Bone, not adrenaline, drives fight or flight response
The "adrenaline rush" response to danger is little more than a medical myth, new research suggests.
A series of studies found that the raised heartbeat, quickened breathing and temporarily increased physical strength involved in the "fight-or-flight" response is actually triggered by a little-known hormone produced by the bones.
Tests in humans and animals identified osteocalcin as responsible for the acute stress response that helps us get out of danger, rather than adrenaline.
Published in the journal 'Cell Metabolism', the findings overturn decades of established thought on the role of adrenaline. They also suggest that the skeleton has a far broader evolutionary role in keeping us safe.
Prof Gerard Karsenty, of Columbia University, said: "The notion that bone mediates the stress response is totally novel, as is the notion that the adrenal glands do not mediate the stress response. This verifies the concept that bone was invented in part as a tool to fight acute danger.

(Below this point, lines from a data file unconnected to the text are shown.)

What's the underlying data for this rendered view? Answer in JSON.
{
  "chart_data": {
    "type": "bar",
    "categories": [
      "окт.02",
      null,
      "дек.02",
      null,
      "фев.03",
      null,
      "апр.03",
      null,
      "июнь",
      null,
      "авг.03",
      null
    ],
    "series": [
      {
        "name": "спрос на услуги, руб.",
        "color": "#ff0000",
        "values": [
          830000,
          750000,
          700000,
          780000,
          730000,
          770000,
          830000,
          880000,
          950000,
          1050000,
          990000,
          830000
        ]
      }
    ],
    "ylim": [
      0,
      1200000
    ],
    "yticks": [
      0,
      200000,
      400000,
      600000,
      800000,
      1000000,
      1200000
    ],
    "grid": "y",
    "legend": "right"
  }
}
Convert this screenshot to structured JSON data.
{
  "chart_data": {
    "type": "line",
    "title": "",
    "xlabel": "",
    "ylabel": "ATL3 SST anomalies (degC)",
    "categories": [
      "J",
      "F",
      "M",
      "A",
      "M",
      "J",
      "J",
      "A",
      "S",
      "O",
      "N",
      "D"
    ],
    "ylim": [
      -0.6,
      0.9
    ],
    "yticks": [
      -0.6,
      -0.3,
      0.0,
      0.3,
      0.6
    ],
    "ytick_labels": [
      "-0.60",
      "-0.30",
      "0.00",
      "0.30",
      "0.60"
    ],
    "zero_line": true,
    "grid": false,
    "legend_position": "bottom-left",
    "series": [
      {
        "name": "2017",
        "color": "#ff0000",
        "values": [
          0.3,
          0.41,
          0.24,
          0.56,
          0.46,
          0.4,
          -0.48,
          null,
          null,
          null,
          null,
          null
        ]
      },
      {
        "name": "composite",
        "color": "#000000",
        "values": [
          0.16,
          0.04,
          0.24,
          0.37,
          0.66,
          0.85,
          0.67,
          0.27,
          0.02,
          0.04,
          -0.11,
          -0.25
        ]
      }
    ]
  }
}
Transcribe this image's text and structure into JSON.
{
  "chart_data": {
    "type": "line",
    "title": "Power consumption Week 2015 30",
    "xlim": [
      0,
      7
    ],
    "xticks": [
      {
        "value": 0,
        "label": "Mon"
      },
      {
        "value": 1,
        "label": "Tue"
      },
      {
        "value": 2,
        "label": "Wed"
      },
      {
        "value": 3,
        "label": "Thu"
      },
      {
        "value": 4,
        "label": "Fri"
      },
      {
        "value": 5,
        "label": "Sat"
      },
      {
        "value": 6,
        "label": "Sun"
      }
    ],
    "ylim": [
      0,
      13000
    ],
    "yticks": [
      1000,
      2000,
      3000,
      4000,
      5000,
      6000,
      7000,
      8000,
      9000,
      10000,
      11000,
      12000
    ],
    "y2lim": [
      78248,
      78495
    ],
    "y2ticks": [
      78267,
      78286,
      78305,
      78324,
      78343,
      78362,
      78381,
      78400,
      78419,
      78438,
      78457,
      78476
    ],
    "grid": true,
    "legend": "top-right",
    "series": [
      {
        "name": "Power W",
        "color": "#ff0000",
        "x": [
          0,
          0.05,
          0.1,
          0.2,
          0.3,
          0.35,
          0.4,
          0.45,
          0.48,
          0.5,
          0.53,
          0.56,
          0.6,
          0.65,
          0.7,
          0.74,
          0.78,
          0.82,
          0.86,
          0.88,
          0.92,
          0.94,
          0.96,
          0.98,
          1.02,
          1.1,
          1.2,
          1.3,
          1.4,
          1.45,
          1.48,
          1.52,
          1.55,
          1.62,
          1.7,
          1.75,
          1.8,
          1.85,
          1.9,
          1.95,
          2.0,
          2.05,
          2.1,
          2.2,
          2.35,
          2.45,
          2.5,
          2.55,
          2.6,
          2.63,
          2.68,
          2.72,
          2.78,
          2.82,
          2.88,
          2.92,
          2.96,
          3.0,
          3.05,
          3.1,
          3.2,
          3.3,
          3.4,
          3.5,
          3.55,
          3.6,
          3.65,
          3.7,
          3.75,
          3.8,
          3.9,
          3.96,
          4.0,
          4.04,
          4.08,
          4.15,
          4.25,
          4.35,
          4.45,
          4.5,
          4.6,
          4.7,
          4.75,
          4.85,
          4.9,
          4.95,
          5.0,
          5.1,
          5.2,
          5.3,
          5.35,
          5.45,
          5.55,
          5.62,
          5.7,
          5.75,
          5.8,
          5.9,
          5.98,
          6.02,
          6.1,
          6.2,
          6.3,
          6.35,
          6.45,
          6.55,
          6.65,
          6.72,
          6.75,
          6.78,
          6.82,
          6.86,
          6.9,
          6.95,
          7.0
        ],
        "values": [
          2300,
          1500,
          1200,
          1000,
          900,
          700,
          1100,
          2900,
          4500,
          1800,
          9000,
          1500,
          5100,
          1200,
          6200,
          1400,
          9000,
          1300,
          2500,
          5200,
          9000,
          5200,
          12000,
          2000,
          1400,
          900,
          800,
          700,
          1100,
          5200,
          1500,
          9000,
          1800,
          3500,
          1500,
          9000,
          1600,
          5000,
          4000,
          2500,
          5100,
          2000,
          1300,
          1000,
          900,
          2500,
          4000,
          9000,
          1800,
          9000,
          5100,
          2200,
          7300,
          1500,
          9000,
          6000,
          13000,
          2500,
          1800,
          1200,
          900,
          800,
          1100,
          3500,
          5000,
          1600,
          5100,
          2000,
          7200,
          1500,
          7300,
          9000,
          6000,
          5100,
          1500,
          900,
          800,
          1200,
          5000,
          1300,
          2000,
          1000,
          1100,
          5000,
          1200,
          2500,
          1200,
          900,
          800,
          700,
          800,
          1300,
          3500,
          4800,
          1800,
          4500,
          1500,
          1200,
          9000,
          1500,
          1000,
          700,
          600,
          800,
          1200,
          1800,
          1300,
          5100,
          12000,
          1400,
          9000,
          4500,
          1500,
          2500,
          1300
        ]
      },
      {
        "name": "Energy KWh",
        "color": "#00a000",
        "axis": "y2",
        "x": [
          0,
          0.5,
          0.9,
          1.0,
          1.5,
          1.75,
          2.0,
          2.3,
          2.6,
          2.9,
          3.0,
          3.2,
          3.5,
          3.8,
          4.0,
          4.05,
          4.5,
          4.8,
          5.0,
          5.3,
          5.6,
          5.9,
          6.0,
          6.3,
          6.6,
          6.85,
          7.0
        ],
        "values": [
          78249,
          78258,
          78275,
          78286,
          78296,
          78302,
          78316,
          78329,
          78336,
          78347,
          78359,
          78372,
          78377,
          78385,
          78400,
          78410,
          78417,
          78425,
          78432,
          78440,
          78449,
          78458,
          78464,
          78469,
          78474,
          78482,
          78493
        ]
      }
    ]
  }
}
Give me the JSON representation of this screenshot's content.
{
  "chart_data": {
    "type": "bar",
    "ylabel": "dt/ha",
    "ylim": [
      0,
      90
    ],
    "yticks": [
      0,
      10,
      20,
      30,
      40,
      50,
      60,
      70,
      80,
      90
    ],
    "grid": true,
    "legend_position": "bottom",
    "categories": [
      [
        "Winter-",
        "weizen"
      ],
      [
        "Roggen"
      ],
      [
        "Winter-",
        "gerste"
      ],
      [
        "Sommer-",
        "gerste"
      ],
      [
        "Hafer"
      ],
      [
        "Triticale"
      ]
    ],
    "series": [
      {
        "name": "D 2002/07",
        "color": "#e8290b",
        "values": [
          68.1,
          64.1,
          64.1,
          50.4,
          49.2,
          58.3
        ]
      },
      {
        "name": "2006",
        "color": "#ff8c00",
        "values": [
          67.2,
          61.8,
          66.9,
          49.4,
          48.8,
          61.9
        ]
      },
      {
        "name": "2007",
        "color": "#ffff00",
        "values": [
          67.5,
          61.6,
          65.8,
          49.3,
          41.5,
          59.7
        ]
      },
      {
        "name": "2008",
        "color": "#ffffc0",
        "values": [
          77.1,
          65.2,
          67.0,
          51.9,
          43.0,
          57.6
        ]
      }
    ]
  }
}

"If you think of bone as something that evolved to protect the organism from danger - the skull protects the brain from trauma and the skeleton allows vertebrates to escape predators - the hormonal functions of osteocalcin begin to make sense."
One study examined by the Columbia team, which used mice, showed that spikes of osteocalcin were accompanied by the increased heart rate, body temperature and glucose usually associated with adrenaline.
Further tests revealed that mice incapable of producing adrenaline still showed fight-or-flight characteristics.
The study helps explain why younger humans, with healthier bones, have a more acute stress response.
The researchers now plan to extend their research to primates.